"Sulit bagi seorang wanita pintar untuk memasak tanpa nasi." Bahan adalah bahan dasar pencetakan 3D dan salah satu hambatan yang membatasi pengembangan pencetakan 3D. Bahan yang digunakan dalam pencetakan 3D terutama meliputi plastik rekayasa, karet, resin fotosensitif, gipsum, logam dan keramik, dll. Di bidang aplikasi biologis, ada tepung tulang buatan, bahan baku biologis sel, dll. Semua bahan ini dikembangkan untuk Peralatan dan proses pencetakan 3D, dan tersedia dalam berbagai bentuk, seperti bubuk, filamen, lapisan, cairan, dll. Misalnya, partikel bahan pencetakan 3D bubuk memiliki bentuk bulat dengan radius kurang dari 100 mikron.
Berikut ini secara singkat memperkenalkan beberapa bahan cetak 3D yang umum digunakan (terutama dari Medtec), dan informasi lebih rinci dapat diperoleh dari Internet.
Plastik rekayasa mengacu pada plastik industri yang digunakan sebagai bagian industri atau bahan perumahan. Mereka adalah plastik dengan kekuatan yang sangat baik, ketahanan benturan, tahan panas, kekerasan dan ketahanan penuaan. Plastik rekayasa saat ini merupakan jenis bahan cetak 3D yang paling banyak digunakan. Bahan yang umum digunakan adalah bahan ABS, PC, dan nilon. Bahan ABS adalah plastik rekayasa termoplastik yang biasa digunakan dalam proses pembuatan prototipe cepat FDM (Fused Deposition Modeling). Ini memiliki keunggulan kekuatan tinggi, ketangguhan yang baik, dan ketahanan benturan.
Resin fotosensitif, yaitu resin UV, terdiri dari monomer polimer dan prapolimer, di mana inisiator cahaya (sinar ultraviolet) (atau disebut fotosensitizer) ditambahkan. Di bawah iradiasi panjang gelombang tertentu dari sinar ultraviolet (250-300nm), dapat segera menyebabkan reaksi polimerisasi untuk menyelesaikan curing. Resin fotosensitif umumnya cair dan dapat digunakan untuk membuat bahan berkekuatan tinggi, tahan suhu tinggi, dan tahan air. Saat ini, teknologi pencetakan 3D dari bahan fotosensitif terutama diteliti oleh perusahaan sistem 3D Amerika Serikat dan perusahaan objek Israel. Resin fotosensitif yang umum adalah bahan somos NEXT, bahan resin somos11122, bahan somos19120 dan resin epoksi.
Bahan karet memiliki karakteristik beberapa tingkat bahan elastis. Kekerasan, perpanjangan putus, ketahanan sobek dan kekuatan tarik dari bahan-bahan ini membuatnya sangat cocok untuk aplikasi yang membutuhkan permukaan yang tidak licin atau lunak. Produk karet cetak 3D terutama mencakup elektronik konsumen, peralatan medis, interior otomotif, ban, dan gasket.
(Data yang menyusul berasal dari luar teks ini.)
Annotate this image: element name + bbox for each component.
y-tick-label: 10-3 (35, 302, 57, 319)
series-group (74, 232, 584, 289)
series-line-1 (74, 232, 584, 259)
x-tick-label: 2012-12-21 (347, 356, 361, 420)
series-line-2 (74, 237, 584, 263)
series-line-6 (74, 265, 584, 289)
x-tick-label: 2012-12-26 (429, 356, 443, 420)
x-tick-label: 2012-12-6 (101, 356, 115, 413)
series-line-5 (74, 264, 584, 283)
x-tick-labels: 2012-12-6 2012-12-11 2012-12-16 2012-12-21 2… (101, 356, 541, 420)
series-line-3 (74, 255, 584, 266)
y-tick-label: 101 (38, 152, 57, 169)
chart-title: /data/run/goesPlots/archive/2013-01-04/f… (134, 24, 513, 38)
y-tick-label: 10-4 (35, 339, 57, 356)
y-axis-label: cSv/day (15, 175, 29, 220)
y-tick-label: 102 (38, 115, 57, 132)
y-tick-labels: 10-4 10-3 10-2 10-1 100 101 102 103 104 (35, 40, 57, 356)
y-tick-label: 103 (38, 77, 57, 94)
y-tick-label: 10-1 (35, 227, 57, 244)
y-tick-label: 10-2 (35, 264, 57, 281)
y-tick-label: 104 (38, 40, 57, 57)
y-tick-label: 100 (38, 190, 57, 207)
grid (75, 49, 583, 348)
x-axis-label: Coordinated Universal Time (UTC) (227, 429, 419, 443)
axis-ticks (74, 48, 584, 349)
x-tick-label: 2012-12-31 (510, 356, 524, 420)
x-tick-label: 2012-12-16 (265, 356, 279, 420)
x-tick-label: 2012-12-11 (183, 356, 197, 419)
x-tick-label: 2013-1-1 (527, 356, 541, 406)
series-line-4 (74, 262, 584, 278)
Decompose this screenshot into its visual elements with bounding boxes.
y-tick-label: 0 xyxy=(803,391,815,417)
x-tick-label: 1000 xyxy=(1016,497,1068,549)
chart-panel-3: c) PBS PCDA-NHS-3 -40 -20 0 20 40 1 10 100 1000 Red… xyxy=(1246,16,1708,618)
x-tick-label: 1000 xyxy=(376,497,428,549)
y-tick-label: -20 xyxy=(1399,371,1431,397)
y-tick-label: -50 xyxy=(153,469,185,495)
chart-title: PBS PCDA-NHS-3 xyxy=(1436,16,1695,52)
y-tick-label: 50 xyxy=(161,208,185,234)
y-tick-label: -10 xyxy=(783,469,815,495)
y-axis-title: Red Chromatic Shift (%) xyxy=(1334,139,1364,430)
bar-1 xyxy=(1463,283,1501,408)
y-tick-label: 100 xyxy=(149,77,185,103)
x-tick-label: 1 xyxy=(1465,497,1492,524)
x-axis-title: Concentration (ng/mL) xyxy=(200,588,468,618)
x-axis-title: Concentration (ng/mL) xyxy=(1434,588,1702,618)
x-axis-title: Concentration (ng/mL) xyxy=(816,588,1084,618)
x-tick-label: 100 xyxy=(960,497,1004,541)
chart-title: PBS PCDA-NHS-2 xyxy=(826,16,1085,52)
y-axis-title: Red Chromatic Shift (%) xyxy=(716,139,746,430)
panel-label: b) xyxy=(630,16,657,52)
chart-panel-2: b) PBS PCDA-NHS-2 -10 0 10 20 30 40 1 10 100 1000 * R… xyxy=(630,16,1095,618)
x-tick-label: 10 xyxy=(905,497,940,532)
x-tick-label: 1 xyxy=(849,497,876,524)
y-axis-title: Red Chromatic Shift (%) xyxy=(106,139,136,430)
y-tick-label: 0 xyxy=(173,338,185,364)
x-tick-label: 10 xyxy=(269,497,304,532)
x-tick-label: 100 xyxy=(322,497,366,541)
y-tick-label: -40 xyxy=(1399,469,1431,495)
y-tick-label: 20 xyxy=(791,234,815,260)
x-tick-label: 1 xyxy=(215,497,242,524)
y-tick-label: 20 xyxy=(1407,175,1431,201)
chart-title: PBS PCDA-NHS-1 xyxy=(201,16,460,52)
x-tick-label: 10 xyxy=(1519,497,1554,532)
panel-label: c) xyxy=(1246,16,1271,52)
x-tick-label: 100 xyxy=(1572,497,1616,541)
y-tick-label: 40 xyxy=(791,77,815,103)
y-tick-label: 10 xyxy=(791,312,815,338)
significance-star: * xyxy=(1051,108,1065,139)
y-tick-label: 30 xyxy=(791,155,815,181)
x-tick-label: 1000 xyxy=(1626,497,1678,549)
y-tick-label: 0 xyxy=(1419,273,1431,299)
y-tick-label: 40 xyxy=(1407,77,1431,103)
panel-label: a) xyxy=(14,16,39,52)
Bahan logam: Di bidang pertahanan nasional, negara-negara maju di Eropa dan Amerika Serikat sangat mementingkan pengembangan teknologi pencetakan 3D dan telah banyak berinvestasi dalam penelitian. Pencetakan 3D bagian logam selalu menjadi fokus penelitian dan aplikasi. Serbuk logam yang digunakan dalam pencetakan 3D umumnya membutuhkan kemurnian tinggi, kebulatan yang baik, distribusi ukuran partikel yang sempit, dan kandungan oksigen yang rendah. Saat ini, bahan bubuk logam yang digunakan dalam pencetakan 3D terutama meliputi paduan titanium, paduan kobalt-kromium, baja tahan karat dan bahan paduan aluminium.
Bahan keramik memiliki karakteristik yang sangat baik seperti kekuatan tinggi, kekerasan tinggi, ketahanan suhu tinggi, kepadatan rendah, stabilitas kimia yang baik, dan ketahanan korosi. Mereka banyak digunakan di aerospace, otomotif, biologi dan industri lainnya. Namun, karena karakteristik bahan keramik yang keras dan rapuh, sangat sulit untuk dibentuk.